Location
- Country: Canada
- Province: Quebec
- Region: Saguenay–Lac-Saint-Jean
- Regional County Municipality: Le Domaine-du-Roy Regional County Municipality

Physical characteristics
- Source: Little lake
- • location: Lac-Ashuapmushuan
- • coordinates: 48°46′00″N 73°00′26″W﻿ / ﻿48.76667°N 73.00722°W
- • elevation: 440 m (1,440 ft)
- Mouth: Ashuapmushuan River
- • location: Lac-Ashuapmushuan
- • coordinates: 48°44′45″N 72°47′55″W﻿ / ﻿48.74583°N 72.79861°W
- • elevation: 272 m (892 ft)
- Length: 23.4 km (14.5 mi)

Basin features
- Progression: Pémonca River, Ashuapmushuan River, Lac Saint-Jean, Saguenay River, Saint Lawrence River
- • left: (upstream) discharge from some lakes, including Dalle, Estillac, at Dinner and Faillant, discharge from Lake Commana, discharge from several lakes including Pacaus, Rénald and Figeac, discharge from a small lake, discharge from Lake Allegrin.
- • right: (upstream) stream, discharge from several lakes including Tesser and at Valère, stream, discharge from Lake Provin, stream, discharge from Lake Quenne, stream, discharge from a set of lakes including Auvray, Cassis and Dazé, discharge from Lake Aubord.

= Rivière aux Trembles =

The rivière aux Trembles (English: Aspen River) is a tributary of Pémonca River, flowing in the unorganized territory of Lac-Ashuapmushuan, in the Le Domaine-du-Roy Regional County Municipality, in the administrative region of Saguenay–Lac-Saint-Jean, in the province from Quebec, to Canada.

The Trembles river valley is mainly served by forest roads. Its course more or less marks the southern limit of the Ashuapmushuan Wildlife Reserve.

Forestry (mainly forestry) is the main economic activity in this valley; recreational tourism activities, second, main because of the Ashuapmushuan wildlife reserve.

== Geography ==
The Trembles river has its source at the mouth of a small lake (altitude: 440 m). This source is located in a forest area in the municipality of La Doré, at:
- 2.6 km east of the course of the rivière du Cran;
- 1.4 km north of a mountain peak (altitude: 569 m);
- 43 km west of downtown Saint-Félicien.

From its source, the Trembles river flows on 23.4 km with a drop of 168 m, especially in agricultural and village areas at the end of the route, depending on the segments following:

- 5.0 km to the east, collecting at the beginning of the segment the discharge (coming from the south) from Lac Aubord and at the end of the segment the discharge (coming from the north) from Lac Allegrin, to a river bend, corresponding to a stream (coming from the north);
- 9.4 km towards the north-east, forming a loop towards the south at the start of the segment, then going up towards the north-east relatively in a straight line, collecting the discharge (coming from the north) from the Lake du Héron, the outlet of Lac de la Dalle, collecting 4 streams (coming from the south), and turning east at the end of the segment, up to a bend in the river;
- 5.0 km towards the south-east while bending towards the east at the end of the segment, until the discharge (coming from the south) of a set of lakes including Vert, du Cordon, and stirrup;
- 4.0 km to the north, forming a loop to the southeast to collect the discharge (coming from the southeast) of a stream, to its mouth.

The Rivière aux Trembles pours into the bottom of a narrow bay to the south-east of Lac à la Truite, which turns out to be one of the two head lakes of the Pémonca river.
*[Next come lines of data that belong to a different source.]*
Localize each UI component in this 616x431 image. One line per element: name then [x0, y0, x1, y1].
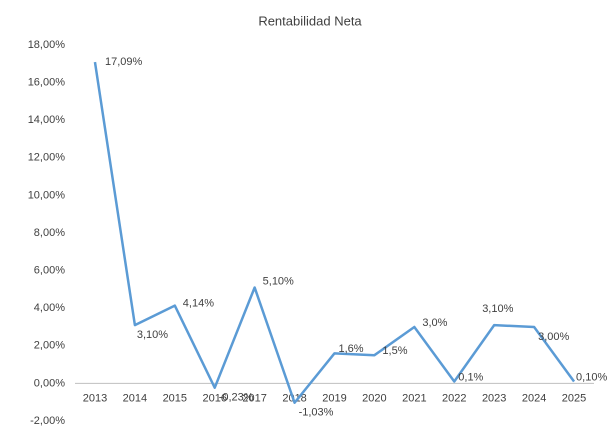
y-tick-label: 10,00% — [28, 189, 66, 201]
data-label: 3,00% — [538, 331, 569, 343]
data-label: 4,14% — [183, 297, 214, 309]
y-tick-label: -2,00% — [30, 415, 65, 427]
x-tick-label: 2017 — [242, 392, 266, 404]
data-label: 3,10% — [482, 303, 513, 315]
x-tick-label: 2021 — [402, 392, 426, 404]
data-label: 3,10% — [137, 329, 168, 341]
line — [93, 61, 576, 405]
chart-title: Rentabilidad Neta — [258, 13, 362, 28]
data-label: 0,1% — [458, 371, 483, 383]
y-tick-label: 14,00% — [28, 114, 66, 126]
data-label: 1,5% — [382, 345, 407, 357]
x-tick-label: 2013 — [83, 392, 107, 404]
x-tick-label: 2024 — [522, 392, 546, 404]
data-label: 17,09% — [105, 56, 143, 68]
y-tick-label: 6,00% — [34, 265, 65, 277]
x-tick-label: 2019 — [322, 392, 346, 404]
x-tick-label: 2025 — [562, 392, 586, 404]
y-tick-label: 2,00% — [34, 340, 65, 352]
y-tick-label: 12,00% — [28, 152, 66, 164]
x-tick-label: 2020 — [362, 392, 386, 404]
x-tick-label: 2015 — [163, 392, 187, 404]
x-tick-label: 2016 — [202, 392, 226, 404]
x-tick-label: 2014 — [123, 392, 147, 404]
data-label: 3,0% — [422, 317, 447, 329]
data-label: -0,23% — [219, 392, 254, 404]
y-tick-label: 4,00% — [34, 302, 65, 314]
data-label: -1,03% — [299, 407, 334, 419]
data-label: 5,10% — [263, 275, 294, 287]
y-tick-label: 18,00% — [28, 39, 66, 51]
y-tick-label: 16,00% — [28, 77, 66, 89]
x-tick-label: 2022 — [442, 392, 466, 404]
y-tick-label: 0,00% — [34, 377, 65, 389]
data-label: 1,6% — [339, 343, 364, 355]
x-tick-label: 2023 — [482, 392, 506, 404]
data-label: 0,10% — [576, 371, 607, 383]
y-tick-label: 8,00% — [34, 227, 65, 239]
This confluence is located at:

- 28.0 km north-west of downtown Saint-Félicien;
- 11.7 km south-west of the mouth of the Pémonca River.

From the mouth of the Trembles river, the current of the Pémonca River descends on 15.8 km the course of the Pémonca River, the current descends the course of the Ashuapmushuan river on 37.6 km, then crosses Lake Saint-Jean east on 41.1 km (i.e. its full length), follows the course of the Saguenay River via the Petite Décharge on 172.3 km eastwards to Tadoussac where it merges with the estuary of Saint Lawrence.

== Toponymy ==
The toponym "rivière Pémonca" was formalized on December 5, 1968, at the Place Names Bank of the Commission de toponymie du Québec.